Retin-A – a term used to describe a brand of acne medication. Statistics show it may be helpful in stopping the hair loss. The side effects include scalp irritation, which can accelerate hair loss.

Senescent Alopecia (Involutional Alopecia) – a term used to describe a type of hair loss that develops with age. It is typical of both women and men. It causes hair thinning.

Telogen – a term used to describe the 3rd phase of hair growth cycles (anagen, catagen, and telogen). It lasts about 3 months.

Telogen Loss – a term used to describe hair loss (or natural loss) in the 3rd stage of hair growth. It results in hair shedding or thinning. Telogen loss is preconditioned by stress (psychological or emotional), drugs or medications, surgery, fever, eating problems, anemia, etc.

Temporal Recession – a term used to describe hair loss that affects the temple part of the head (the hardest part of the head).
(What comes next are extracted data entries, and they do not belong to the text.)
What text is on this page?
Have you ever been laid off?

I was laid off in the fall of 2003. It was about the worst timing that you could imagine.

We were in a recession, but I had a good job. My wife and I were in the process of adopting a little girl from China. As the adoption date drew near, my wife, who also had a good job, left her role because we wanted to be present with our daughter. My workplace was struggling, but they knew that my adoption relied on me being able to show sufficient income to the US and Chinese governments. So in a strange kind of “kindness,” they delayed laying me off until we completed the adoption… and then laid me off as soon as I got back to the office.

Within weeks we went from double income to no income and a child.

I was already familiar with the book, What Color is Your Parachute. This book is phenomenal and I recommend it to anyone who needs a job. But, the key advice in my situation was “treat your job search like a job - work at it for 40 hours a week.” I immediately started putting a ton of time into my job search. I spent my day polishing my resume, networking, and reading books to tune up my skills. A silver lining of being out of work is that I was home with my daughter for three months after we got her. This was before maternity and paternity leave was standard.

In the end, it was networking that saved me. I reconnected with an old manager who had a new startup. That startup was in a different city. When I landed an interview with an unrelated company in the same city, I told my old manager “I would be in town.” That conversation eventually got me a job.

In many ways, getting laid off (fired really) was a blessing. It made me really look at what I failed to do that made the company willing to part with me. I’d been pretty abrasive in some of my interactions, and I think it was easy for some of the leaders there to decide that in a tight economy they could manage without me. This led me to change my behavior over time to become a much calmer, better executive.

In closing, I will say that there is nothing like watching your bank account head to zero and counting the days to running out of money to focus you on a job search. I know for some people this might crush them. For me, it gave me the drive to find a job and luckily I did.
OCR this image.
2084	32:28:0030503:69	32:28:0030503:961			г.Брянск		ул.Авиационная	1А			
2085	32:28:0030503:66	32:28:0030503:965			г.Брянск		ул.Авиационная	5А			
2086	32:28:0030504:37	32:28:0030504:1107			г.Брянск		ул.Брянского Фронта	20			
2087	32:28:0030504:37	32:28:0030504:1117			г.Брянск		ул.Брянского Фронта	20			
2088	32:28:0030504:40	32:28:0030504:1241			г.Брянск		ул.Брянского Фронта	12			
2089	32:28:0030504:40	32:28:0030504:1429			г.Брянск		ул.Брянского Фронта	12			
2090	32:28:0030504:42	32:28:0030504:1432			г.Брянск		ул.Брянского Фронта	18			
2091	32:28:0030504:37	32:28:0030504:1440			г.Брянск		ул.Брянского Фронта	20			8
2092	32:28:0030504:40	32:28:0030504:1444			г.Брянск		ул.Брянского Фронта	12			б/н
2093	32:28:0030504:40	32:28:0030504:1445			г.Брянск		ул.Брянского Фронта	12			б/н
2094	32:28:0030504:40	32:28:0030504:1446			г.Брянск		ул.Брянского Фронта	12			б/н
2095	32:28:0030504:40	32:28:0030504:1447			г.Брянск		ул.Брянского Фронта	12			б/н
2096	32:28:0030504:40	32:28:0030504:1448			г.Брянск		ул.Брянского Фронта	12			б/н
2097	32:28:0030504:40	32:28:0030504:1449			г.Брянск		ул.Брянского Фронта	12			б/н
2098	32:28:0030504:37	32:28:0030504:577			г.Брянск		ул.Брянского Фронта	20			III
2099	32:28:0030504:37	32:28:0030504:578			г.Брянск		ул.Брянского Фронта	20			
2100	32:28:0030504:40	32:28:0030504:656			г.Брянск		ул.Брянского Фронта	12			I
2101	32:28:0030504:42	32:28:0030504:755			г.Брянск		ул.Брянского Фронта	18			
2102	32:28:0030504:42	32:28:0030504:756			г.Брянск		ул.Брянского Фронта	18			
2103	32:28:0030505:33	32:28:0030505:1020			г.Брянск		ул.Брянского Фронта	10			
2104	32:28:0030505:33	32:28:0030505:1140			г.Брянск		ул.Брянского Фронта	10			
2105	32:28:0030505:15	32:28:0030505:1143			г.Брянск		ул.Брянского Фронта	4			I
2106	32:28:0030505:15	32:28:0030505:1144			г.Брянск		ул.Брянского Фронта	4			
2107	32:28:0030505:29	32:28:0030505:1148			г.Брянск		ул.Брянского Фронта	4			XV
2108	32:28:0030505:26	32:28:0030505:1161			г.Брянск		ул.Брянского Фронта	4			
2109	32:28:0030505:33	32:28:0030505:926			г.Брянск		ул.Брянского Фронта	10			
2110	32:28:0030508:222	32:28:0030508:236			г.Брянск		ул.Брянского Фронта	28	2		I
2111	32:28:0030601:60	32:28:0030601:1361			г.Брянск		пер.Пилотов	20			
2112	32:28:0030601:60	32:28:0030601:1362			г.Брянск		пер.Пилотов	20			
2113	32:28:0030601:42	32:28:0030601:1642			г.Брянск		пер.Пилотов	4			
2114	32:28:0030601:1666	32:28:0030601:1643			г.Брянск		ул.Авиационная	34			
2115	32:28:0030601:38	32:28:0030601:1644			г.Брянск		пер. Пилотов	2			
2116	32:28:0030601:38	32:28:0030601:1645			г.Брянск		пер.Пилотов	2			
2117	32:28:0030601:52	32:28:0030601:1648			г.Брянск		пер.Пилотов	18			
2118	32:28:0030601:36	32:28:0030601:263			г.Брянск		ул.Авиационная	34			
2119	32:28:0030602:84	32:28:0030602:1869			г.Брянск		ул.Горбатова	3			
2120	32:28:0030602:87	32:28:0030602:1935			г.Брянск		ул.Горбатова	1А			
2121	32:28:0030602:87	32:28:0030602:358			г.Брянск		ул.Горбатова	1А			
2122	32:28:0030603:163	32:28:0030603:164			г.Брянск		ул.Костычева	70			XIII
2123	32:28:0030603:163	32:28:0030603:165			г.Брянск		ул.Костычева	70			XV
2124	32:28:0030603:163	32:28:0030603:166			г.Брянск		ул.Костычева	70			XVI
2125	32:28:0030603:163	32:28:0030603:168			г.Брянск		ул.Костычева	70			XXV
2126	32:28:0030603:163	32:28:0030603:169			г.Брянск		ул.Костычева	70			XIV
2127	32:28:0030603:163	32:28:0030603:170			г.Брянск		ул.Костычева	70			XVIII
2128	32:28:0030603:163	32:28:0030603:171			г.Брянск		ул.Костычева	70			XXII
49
It is more typical of males.

Traction Alopecia – a term used to describe the type of hair loss caused by hair stretching. Hairstyles, like pony tails, braids, etc. are the main reasons for this type of hair loss to occur. It is most commonly found among African American women.

Vellus Hair – a term used to describe a non-pigmented hair cover (peach fuzz) on kids’ and adults’ body. It is invisible because of the lack of central medulla.

Wig – a term used to describe hair covering made of natural or artificial hair to hide baldness.